Globalisation and transformative technological advances have combined, on this view, to hollow out the broad middle of the labour market. All the gains from productivity growth flow to the owners of capital rather than the suppliers of labour, whose wages in real terms have gone nowhere or even backwards for years.
Researchers at the Productivity Commission have been trawling through the New Zealand data to see if that story holds good here.
To some extent, seems to be the conclusion, but probably less so than in other developed economies.
And crucially they have found that the periods of strongest real wage growth during the past 30 years or so have also been the periods of strongest growth in labour productivity.
They analyse changes over the past 35 years in the labour income share (LIS), which is the proportion of gross income from the production of goods and services that producers pay for labour. They focus on the "measured sector" of the economy, the 60 per cent or so where productivity is relatively easy to measure. It includes the primary sector, manufacturing and much of the services sector, but not for instance education or health, and it includes those parts of the economy where you would expect globalisation effects to bite.

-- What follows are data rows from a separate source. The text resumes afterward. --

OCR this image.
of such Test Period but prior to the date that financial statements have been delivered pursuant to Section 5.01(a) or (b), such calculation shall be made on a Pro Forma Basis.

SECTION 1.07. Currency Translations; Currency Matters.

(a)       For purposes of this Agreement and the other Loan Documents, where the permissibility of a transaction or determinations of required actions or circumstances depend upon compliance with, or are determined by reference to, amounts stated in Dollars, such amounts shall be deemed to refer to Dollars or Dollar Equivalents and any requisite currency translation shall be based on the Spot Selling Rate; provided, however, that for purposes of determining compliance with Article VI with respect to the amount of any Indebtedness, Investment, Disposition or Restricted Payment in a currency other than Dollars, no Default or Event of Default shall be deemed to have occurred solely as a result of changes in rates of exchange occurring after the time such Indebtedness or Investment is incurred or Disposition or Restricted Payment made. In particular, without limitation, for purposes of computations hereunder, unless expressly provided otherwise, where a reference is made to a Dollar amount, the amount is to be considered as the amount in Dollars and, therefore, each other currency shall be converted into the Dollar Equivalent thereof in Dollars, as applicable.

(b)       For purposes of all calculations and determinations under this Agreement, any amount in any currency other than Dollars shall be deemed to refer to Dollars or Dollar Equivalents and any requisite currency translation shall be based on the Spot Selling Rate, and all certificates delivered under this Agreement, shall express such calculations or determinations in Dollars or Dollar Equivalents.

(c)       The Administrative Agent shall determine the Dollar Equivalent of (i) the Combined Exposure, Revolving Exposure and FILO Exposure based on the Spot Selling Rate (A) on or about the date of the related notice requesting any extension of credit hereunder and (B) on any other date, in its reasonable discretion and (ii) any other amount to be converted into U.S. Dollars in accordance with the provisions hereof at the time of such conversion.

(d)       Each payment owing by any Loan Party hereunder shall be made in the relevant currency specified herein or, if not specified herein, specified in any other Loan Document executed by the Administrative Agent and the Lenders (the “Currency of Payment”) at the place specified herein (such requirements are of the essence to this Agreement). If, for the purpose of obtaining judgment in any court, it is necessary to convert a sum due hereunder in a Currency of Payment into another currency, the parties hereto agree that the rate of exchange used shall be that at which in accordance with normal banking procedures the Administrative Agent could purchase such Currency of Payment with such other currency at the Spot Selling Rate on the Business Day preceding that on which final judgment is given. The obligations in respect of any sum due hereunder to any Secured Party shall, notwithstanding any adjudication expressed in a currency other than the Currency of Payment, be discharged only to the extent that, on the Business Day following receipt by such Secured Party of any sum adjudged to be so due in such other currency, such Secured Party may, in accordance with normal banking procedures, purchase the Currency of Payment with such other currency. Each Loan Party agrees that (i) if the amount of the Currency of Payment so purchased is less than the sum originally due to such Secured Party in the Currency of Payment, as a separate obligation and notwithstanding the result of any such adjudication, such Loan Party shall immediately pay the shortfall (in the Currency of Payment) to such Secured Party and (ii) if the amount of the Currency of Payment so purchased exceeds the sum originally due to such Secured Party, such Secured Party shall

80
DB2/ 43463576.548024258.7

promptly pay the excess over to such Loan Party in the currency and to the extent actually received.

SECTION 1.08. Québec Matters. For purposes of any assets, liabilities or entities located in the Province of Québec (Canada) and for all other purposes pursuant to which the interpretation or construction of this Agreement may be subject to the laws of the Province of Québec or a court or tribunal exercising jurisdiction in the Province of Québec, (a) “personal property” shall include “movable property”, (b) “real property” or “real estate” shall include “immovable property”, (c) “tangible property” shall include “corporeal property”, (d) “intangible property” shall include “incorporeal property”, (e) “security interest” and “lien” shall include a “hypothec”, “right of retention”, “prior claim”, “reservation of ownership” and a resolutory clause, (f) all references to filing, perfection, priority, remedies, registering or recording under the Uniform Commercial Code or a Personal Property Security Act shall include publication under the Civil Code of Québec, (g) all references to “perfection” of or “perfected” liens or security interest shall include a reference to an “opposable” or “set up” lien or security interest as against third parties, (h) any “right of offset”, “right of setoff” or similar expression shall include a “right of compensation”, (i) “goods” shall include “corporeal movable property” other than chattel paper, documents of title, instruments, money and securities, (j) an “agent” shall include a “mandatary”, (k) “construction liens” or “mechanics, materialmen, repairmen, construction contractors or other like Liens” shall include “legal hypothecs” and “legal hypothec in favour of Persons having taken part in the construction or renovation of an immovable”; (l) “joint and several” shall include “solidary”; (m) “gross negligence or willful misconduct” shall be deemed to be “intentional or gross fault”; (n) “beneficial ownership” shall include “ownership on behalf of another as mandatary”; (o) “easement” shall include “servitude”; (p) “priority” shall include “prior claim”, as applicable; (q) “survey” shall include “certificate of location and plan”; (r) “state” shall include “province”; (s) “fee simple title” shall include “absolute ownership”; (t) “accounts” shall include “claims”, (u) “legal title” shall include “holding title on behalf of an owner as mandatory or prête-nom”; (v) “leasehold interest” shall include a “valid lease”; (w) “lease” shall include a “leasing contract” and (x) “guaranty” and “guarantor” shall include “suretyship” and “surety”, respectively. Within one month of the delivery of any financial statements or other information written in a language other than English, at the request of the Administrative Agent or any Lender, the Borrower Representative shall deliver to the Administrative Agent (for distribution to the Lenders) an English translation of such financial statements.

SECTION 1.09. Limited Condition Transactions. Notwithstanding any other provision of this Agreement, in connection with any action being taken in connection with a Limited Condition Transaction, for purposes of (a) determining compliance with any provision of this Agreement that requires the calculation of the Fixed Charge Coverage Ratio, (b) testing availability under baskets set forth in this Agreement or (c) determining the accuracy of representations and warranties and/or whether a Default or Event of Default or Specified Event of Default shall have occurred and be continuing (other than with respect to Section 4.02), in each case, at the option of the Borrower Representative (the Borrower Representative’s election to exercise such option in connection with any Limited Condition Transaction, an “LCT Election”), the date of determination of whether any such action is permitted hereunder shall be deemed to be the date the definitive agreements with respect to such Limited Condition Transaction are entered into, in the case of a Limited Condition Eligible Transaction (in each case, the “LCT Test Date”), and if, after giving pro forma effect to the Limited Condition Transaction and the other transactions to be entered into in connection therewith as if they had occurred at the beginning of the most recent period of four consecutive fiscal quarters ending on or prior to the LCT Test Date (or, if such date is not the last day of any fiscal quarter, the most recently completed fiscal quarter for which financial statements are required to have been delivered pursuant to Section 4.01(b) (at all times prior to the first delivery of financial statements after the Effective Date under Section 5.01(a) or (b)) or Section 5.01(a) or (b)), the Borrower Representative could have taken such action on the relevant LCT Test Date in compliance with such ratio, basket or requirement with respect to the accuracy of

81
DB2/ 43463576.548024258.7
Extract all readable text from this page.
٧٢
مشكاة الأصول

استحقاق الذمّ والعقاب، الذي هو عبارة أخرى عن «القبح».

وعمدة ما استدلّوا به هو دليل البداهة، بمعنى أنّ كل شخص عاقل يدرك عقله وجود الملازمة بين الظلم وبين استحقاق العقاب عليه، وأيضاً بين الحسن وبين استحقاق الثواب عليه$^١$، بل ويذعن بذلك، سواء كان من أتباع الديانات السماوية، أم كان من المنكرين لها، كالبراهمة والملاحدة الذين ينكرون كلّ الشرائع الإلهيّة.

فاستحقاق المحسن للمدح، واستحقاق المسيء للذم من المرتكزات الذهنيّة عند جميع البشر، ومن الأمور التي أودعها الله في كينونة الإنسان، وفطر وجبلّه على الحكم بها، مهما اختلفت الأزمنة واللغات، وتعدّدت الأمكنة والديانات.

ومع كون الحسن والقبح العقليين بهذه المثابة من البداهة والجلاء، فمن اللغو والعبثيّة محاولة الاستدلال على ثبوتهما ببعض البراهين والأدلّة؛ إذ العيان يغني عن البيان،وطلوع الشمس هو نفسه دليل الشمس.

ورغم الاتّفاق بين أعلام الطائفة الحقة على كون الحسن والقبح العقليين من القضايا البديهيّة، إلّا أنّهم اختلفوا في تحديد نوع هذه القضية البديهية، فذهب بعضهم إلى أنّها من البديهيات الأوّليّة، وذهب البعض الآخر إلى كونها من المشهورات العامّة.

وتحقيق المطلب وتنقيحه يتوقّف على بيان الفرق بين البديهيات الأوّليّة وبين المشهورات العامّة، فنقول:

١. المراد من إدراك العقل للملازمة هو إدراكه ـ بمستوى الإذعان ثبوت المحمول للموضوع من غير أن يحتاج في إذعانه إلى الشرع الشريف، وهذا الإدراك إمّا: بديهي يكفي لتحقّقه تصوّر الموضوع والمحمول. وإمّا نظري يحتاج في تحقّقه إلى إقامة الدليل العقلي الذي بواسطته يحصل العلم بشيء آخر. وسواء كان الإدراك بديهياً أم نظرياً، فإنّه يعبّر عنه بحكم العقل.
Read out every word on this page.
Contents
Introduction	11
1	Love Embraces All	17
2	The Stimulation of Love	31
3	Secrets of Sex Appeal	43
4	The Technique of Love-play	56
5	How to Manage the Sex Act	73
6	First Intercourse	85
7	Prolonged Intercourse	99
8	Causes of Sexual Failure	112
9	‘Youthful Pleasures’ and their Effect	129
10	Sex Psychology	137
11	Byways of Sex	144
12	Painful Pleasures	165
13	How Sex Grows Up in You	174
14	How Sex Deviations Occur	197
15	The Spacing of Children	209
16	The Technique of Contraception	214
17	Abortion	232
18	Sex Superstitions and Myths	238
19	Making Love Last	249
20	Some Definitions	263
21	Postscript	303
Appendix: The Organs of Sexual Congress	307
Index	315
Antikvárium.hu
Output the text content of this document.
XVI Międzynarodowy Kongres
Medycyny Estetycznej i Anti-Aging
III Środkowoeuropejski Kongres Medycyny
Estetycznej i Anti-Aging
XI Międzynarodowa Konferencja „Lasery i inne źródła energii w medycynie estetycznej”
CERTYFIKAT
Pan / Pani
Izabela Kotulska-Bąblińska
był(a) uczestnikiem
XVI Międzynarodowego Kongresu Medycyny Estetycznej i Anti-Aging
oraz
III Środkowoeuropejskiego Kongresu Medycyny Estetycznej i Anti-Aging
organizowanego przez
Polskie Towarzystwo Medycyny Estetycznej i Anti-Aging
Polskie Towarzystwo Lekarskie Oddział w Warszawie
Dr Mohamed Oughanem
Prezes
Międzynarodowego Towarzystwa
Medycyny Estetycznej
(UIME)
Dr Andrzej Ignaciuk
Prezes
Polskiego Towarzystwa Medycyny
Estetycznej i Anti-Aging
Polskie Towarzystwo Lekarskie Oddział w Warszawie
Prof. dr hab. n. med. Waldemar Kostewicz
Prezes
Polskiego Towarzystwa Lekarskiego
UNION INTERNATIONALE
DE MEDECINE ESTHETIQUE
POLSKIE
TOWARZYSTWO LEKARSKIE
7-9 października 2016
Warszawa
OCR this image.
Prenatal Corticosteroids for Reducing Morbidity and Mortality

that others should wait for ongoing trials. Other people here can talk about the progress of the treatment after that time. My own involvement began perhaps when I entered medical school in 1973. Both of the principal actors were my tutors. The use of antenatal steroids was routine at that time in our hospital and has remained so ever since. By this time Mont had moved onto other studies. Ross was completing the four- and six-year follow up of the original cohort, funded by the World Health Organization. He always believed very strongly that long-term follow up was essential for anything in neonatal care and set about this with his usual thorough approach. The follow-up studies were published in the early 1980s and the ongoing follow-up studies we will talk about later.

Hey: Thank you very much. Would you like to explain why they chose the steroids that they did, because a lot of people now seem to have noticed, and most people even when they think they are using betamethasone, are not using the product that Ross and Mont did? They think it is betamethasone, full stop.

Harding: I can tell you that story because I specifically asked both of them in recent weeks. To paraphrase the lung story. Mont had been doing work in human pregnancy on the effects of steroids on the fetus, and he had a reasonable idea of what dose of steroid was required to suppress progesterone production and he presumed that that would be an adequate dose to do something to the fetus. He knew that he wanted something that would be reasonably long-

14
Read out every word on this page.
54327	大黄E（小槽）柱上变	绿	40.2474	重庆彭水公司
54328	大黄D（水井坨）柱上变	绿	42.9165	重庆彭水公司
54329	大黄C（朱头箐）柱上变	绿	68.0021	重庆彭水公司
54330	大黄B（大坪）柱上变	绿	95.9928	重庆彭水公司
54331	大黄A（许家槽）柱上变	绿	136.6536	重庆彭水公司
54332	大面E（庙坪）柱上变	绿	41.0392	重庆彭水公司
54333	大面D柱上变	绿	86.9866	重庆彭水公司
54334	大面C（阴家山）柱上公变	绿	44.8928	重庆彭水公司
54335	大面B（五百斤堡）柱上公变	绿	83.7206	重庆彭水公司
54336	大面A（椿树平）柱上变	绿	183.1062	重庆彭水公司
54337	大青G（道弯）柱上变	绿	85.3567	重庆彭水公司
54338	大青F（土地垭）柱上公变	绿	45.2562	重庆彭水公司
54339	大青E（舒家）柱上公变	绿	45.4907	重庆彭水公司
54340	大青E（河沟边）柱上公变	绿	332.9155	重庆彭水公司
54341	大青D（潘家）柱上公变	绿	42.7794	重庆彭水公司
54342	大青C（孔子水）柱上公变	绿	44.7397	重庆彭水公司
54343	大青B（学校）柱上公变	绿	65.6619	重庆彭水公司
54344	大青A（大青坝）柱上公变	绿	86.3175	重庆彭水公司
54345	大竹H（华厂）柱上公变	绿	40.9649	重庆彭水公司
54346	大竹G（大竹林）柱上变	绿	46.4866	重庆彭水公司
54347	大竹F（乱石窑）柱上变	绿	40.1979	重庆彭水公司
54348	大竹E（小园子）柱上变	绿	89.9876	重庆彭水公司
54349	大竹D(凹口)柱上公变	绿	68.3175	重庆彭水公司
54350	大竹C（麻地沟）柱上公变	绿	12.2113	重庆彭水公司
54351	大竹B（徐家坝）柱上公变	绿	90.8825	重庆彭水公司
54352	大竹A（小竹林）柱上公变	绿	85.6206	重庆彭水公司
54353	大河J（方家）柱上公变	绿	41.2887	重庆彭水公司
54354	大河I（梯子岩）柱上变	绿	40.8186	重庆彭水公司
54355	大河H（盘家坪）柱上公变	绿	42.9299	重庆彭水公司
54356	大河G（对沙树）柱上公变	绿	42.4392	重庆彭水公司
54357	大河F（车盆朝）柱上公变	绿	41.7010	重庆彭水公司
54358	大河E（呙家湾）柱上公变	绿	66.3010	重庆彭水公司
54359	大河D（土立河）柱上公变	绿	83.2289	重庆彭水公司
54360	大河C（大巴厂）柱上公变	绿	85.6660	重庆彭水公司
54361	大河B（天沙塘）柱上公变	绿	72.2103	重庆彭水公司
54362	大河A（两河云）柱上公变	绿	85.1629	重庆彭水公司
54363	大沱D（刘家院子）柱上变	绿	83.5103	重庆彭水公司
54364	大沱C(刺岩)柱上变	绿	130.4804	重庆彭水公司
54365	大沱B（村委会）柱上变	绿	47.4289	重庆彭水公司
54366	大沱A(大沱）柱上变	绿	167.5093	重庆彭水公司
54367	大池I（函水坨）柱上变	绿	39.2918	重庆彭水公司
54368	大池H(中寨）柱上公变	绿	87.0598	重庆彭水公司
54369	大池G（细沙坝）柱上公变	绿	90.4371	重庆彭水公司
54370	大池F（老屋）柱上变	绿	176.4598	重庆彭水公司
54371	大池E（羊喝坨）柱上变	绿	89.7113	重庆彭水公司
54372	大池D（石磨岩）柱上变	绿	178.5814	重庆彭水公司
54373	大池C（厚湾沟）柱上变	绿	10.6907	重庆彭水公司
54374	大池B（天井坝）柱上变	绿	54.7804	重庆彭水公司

The labour income share hit a high of 65.9 per cent in 1981 and had fallen to 56.1 per cent by 2010.
The downward trend was marked by some lurches lower after such policy interventions as Robert Muldoon's wage freeze in the early 1980s and the Employment Contracts Act in the early 1990s. Both were followed by partial recovery in labour's share of the pie, as was another steep decline around the turn of the century when output prices for a while rose a lot faster than wages.
"Outside these three short sharp falls in the LIS, there is some evidence of a more general decline, consistent with the impact of new technology and globalisation seen in other countries," say the report's authors, Paul Conway, Lisa Meehan and Dean Parham.
"Although cross-country comparisons are difficult, this trend decline in the LIS may be less marked in New Zealand given that much of the fall occurred over three short periods. New Zealand's LIS has also increased on average since 2002, in contrast to the ongoing fall in some countries."
And they found that growth in real wages paid by firms in the measured sector was strongest during the period of high productivity growth from the mid-1980s to 2000 and much weaker when productivity growth was lower.
Perhaps with fingers crossed, their conclusion is optimistic: "New technology may ultimately create as many or more jobs than it destroys."